After a long hiatus, I’ll try to finish up the Holy Father’s reflections on the Lord’s Prayer in a timely manner. So far, we’ve looked at the introduction and first three petitions. This week, we’ll focus on the fourth, and perhaps most ‘human’ petition: “Give us this day our daily bread…”

After the first part of the prayer focuses solely on the goodness of God and the things of heaven (i.e. His will, power, name, etc.), Jesus suddenly throws in a petition for ‘bread.’ “We have the right and the duty to ask for what we need,” says Benedict. “We know that if even earthly fathers give their children good things when they ask for them, God will not refuse us the good things that he alone can give (cf. Lk 11:9-13).” (Jesus of Nazareth, p. 151) The bread Jesus speaks of certainly means real, actual bread, since He told his disciples that they ought not to worry about their daily sustenance but let the Father provide for them.
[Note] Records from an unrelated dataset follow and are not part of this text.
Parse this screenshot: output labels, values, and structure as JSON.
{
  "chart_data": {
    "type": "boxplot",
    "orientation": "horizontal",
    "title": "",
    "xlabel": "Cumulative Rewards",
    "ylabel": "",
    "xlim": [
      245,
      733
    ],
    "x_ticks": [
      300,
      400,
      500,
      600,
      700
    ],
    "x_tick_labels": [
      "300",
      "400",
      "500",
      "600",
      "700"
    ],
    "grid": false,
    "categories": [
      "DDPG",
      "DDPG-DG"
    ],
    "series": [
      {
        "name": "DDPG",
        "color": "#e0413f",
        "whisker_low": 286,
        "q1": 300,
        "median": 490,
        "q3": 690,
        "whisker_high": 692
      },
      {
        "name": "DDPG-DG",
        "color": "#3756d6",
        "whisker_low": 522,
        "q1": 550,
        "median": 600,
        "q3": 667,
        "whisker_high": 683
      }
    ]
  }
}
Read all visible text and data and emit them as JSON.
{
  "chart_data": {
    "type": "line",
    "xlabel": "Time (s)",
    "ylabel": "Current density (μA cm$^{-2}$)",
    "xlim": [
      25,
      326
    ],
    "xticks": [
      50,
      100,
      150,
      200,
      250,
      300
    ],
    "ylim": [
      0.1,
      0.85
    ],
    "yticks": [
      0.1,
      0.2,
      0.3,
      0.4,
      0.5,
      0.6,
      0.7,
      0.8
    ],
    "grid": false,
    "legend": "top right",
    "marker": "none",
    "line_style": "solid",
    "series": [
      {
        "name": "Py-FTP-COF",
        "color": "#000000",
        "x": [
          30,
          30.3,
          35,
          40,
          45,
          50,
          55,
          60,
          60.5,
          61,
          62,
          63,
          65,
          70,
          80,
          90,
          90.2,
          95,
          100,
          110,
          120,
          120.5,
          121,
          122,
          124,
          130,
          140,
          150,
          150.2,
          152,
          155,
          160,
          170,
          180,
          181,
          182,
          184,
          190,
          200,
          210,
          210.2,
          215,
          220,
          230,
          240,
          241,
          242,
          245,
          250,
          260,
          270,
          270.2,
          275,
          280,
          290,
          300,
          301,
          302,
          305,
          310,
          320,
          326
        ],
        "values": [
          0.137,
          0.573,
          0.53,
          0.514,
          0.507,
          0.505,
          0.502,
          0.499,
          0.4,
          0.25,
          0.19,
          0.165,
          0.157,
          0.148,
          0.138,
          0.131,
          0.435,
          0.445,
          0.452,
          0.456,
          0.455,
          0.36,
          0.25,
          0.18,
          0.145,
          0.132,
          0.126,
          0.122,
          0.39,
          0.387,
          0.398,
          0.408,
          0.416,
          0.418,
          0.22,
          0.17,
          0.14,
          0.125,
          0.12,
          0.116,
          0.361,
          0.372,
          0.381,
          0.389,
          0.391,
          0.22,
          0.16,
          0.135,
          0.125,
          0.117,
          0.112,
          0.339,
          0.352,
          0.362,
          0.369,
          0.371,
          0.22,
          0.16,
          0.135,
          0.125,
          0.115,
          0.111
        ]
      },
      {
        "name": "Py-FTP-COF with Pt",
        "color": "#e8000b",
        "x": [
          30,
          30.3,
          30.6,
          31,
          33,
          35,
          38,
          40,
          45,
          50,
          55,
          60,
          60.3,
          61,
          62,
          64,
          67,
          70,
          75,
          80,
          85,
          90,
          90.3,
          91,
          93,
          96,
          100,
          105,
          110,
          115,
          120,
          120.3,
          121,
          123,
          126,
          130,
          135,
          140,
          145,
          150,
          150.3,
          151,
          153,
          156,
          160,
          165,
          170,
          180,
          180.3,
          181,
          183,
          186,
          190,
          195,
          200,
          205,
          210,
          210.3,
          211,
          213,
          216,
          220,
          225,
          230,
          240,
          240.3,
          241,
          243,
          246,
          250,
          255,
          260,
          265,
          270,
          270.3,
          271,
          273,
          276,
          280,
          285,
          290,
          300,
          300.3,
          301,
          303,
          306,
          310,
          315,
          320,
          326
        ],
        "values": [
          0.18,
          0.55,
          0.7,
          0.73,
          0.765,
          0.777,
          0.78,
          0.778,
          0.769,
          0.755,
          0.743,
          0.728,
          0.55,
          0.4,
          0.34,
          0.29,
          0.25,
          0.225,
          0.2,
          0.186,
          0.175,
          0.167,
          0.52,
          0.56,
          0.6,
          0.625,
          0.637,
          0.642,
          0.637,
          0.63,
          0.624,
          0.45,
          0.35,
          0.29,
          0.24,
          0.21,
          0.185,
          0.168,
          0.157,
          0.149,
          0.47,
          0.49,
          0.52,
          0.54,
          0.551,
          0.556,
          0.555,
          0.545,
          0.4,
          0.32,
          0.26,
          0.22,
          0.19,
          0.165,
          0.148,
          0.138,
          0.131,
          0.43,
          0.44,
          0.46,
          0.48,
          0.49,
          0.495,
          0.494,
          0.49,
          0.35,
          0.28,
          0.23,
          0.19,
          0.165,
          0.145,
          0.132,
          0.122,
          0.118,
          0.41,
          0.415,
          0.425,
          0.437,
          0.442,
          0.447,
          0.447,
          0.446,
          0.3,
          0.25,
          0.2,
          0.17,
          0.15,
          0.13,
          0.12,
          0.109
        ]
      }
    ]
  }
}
However, “bread” also makes us think of much more than ‘bread’ itself: the role of bread in Jesus’ ministry is undeniable; it appears everywhere “from the temptation in the desert and the multiplication of the loaves right up to the Last Supper.” (p. 155) Therefore, by asking the Father for bread we are really asking to share in the fullness of Christ’s mission. We are expressing our desire to see the earthly needs of all people met by the graciousness of God. Moreover, asking for this bread “presupposes the poverty of the disciples [ourselves]. It presupposes that there are people who have renounced the world, its riches, and its splendor for the sake of faith and who no longer ask for anything beyond what they need to live.” (p. 152) Christ calls us to ask for bread because he first calls us to be poor.

On a final little note, the Holy Father goes into an interesting discussion about the actual translation of the word, “daily.” In the original Greek text, the word epiousios is used; for most of us, that’s enough to confuse us, but the really confusing point is that this word is never found anywhere else in Scripture. Really, we don’t know what the translation should be because we simply don’t know what the word means. However, writes the pope, “the Fathers of the Church were practically unanimous in understanding the fourth petition of the Our Father as a eucharistic petition.” (p. 154) Whatever the original Greek word means, we do know that it signifies something super-normal – something that only God can provide us. This juxtaposition between “epiousios” and “bread” leads us to the underlying truth of this petition: namely, that God is the giver of both earthly and heavenly gifts, and that we must depend solely upon His goodness in all that we do.